In der dynamischen Landschaft des italienischen Zivilprozessrechts ist die ordnungsgemäße Zustellung von Gerichtsakten von entscheidender Bedeutung. Zu diesem Aspekt hat der Oberste Kassationsgerichtshof mit Beschluss Nr. 16647 vom 21. Juni 2025 in einer Streitigkeit zwischen D. A. F. und I. Stellung bezogen. Die Entscheidung, die eine Verurteilung des Berufungsgerichts von Bologna aufhob und zur erneuten Verhandlung zurückverwies, bietet grundlegende Klarstellungen zur Gültigkeit von Zustellungen an die öffentliche Verwaltung im Zeitalter des elektronischen Verfahrens.
Bis 2012 konnte die Zustellung an im Verfahren beteiligte öffentliche Verwaltungen (P.A.) bei der Geschäftsstelle erfolgen (Art. 82 R.D. Nr. 37/1934). Das Gesetzesdekret Nr. 179 von 2012 (umgewandelt durch Gesetz Nr. 221 von 2012) hat jedoch die Verwendung der zertifizierten elektronischen Post (PEC) oder des digitalen Domizils für Zustellungen an die öffentliche Verwaltung vorgeschrieben, wie im Schriftsatz der Klageerhebung oder in öffentlichen Verzeichnissen angegeben (Art. 6-ter D.Lgs. Nr. 82/2005). Dieser Wandel zielt auf die Modernisierung der Justiz ab. Was aber passiert, wenn ein Berufungsakt versehentlich noch nach den alten Modalitäten bei der Geschäftsstelle an die öffentliche Verwaltung zugestellt wird?
Die Zustellung der Berufungsschrift an eine in erster Instanz durch ihre Beamten vertretene öffentliche Verwaltung, die – nach Inkrafttreten des Gesetzesdekrets Nr. 179 von 2012, umgewandelt mit Änderungen durch das Gesetz Nr. 221 von 2012 – gemäß Art. 82 des königlichen Dekrets Nr. 37 von 1934 bei der Geschäftsstelle des Gerichts und nicht an die von derselben öffentlichen Verwaltung im Schriftsatz der Klageerhebung angegebene PEC-Adresse oder an die im Verzeichnis beim Justizministerium enthaltene Adresse oder noch an die dem im Verzeichnis gemäß Art. 6-ter des Gesetzesdekrets Nr. 82 von 2005 vorgesehene digitale Domiziladresse zugestellt wurde, ist nicht nichtig, sondern nichtig, da sich die Norm über die telematischen Adressen auf den "Ort" (auch im rechtlichen Sinne) bezieht, an den die Zustellung zu richten ist, so dass das Gericht deren Erneuerung gemäß Art. 291 ZPO anordnen muss.
Der Oberste Gerichtshof hat klargestellt: Eine solche Zustellung ist nicht "nicht existent", sondern "nichtig". Dieser Unterschied ist von grundlegender Bedeutung.
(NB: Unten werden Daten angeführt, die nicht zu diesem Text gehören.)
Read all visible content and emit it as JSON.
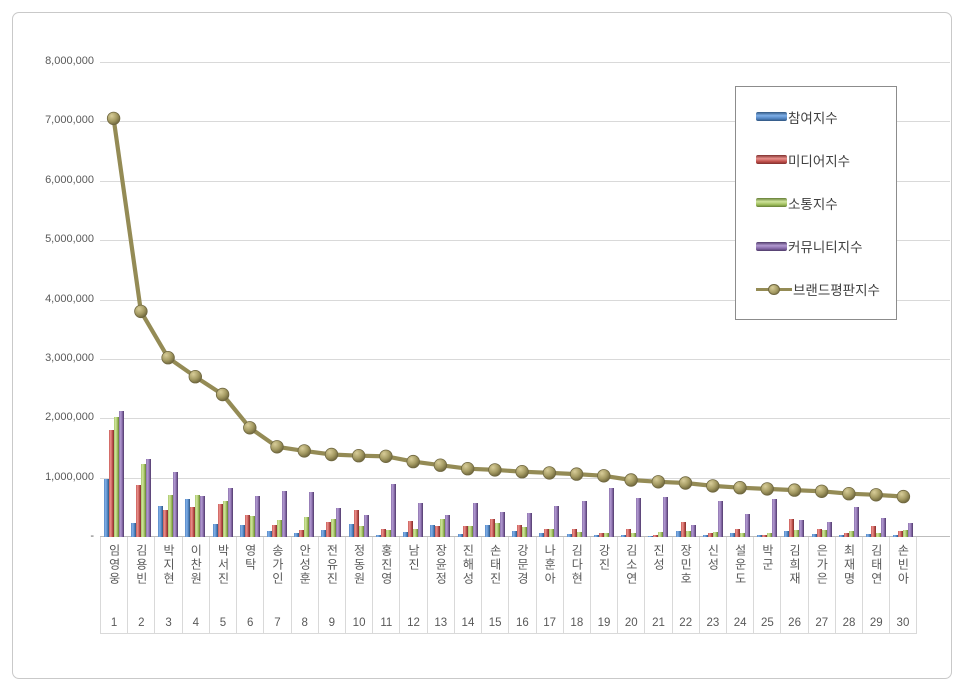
{
  "chart_data": {
    "type": "bar+line",
    "title": "",
    "xlabel": "",
    "ylabel": "",
    "grid": true,
    "legend_position": "top-right",
    "categories": [
      "임영웅",
      "김용빈",
      "박지현",
      "이찬원",
      "박서진",
      "영탁",
      "송가인",
      "안성훈",
      "전유진",
      "정동원",
      "홍진영",
      "남진",
      "장윤정",
      "진해성",
      "손태진",
      "강문경",
      "나훈아",
      "김다현",
      "강진",
      "김소연",
      "진성",
      "장민호",
      "신성",
      "설운도",
      "박군",
      "김희재",
      "은가은",
      "최재명",
      "김태연",
      "손빈아"
    ],
    "ranks": [
      "1",
      "2",
      "3",
      "4",
      "5",
      "6",
      "7",
      "8",
      "9",
      "10",
      "11",
      "12",
      "13",
      "14",
      "15",
      "16",
      "17",
      "18",
      "19",
      "20",
      "21",
      "22",
      "23",
      "24",
      "25",
      "26",
      "27",
      "28",
      "29",
      "30"
    ],
    "series": [
      {
        "name": "참여지수",
        "type": "bar",
        "color": "#4F81BD",
        "values": [
          970000,
          230000,
          530000,
          640000,
          220000,
          210000,
          100000,
          60000,
          120000,
          220000,
          40000,
          80000,
          210000,
          50000,
          200000,
          100000,
          60000,
          50000,
          30000,
          40000,
          20000,
          100000,
          40000,
          60000,
          30000,
          100000,
          50000,
          30000,
          50000,
          40000
        ]
      },
      {
        "name": "미디어지수",
        "type": "bar",
        "color": "#C0504D",
        "values": [
          1810000,
          870000,
          460000,
          500000,
          560000,
          370000,
          200000,
          110000,
          250000,
          450000,
          130000,
          270000,
          180000,
          180000,
          300000,
          200000,
          140000,
          130000,
          60000,
          130000,
          40000,
          260000,
          60000,
          140000,
          40000,
          300000,
          130000,
          60000,
          180000,
          100000
        ]
      },
      {
        "name": "소통지수",
        "type": "bar",
        "color": "#9BBB59",
        "values": [
          2020000,
          1230000,
          700000,
          710000,
          600000,
          350000,
          290000,
          330000,
          300000,
          190000,
          120000,
          140000,
          310000,
          190000,
          240000,
          170000,
          130000,
          90000,
          70000,
          60000,
          90000,
          100000,
          90000,
          70000,
          60000,
          110000,
          110000,
          100000,
          60000,
          110000
        ]
      },
      {
        "name": "커뮤니티지수",
        "type": "bar",
        "color": "#8064A2",
        "values": [
          2120000,
          1320000,
          1090000,
          690000,
          830000,
          690000,
          780000,
          760000,
          490000,
          370000,
          890000,
          570000,
          370000,
          580000,
          420000,
          400000,
          530000,
          600000,
          830000,
          650000,
          680000,
          210000,
          610000,
          380000,
          640000,
          280000,
          250000,
          500000,
          320000,
          240000
        ]
      },
      {
        "name": "브랜드평판지수",
        "type": "line",
        "color": "#948B55",
        "values": [
          7050000,
          3800000,
          3020000,
          2700000,
          2400000,
          1840000,
          1520000,
          1450000,
          1390000,
          1370000,
          1360000,
          1270000,
          1210000,
          1150000,
          1130000,
          1100000,
          1080000,
          1060000,
          1030000,
          960000,
          930000,
          910000,
          860000,
          830000,
          810000,
          790000,
          770000,
          730000,
          710000,
          680000
        ]
      }
    ],
    "y_axis": {
      "min": 0,
      "max": 8000000,
      "step": 1000000,
      "tick_labels": [
        "8,000,000",
        "7,000,000",
        "6,000,000",
        "5,000,000",
        "4,000,000",
        "3,000,000",
        "2,000,000",
        "1,000,000"
      ],
      "zero_label": "-"
    }
  }
}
Ein nicht existenter Akt hat keine Wirkung und kann nicht geheilt werden. Ein nichtiger Akt ist, obwohl fehlerhaft, von minimaler Relevanz und kann korrigiert werden. Der Kassationsgerichtshof begründete, dass, da die Zustellung an einem (wenn auch falschen) "Ort" versucht wurde, keine Rede von Nichtexistenz sein könne. Das Gericht ist daher verpflichtet, die Erneuerung gemäß Artikel 291 der Zivilprozessordnung anzuordnen. Dieser Mechanismus heilt den Mangel, schützt das Recht auf Verteidigung und die Wirksamkeit der gerichtlichen tutela, fördert aber gleichzeitig die Einhaltung der digitalen Modalitäten.
Dieser Beschluss hat erhebliche Auswirkungen für Juristen:
Der Beschluss Nr. 16647/2025 des Kassationsgerichtshofs unter dem Vorsitz von L. E. und mit F. P. als Berichterstatter ist ein wichtiger Bezugspunkt für die Anwendung der Vorschriften über das elektronische Verfahren. Er bekräftigt die Notwendigkeit, sich bei Zustellungen an die öffentliche Verwaltung an die digitalen Kanäle anzupassen, bietet aber eine ausgewogene Lösung, die übermäßige nachteilige Folgen bei formellen Fehlern vermeidet. Dieses Garantieprinzip gleicht Modernisierung und Rechtsschutz aus und sorgt für Klarheit und Rechtssicherheit.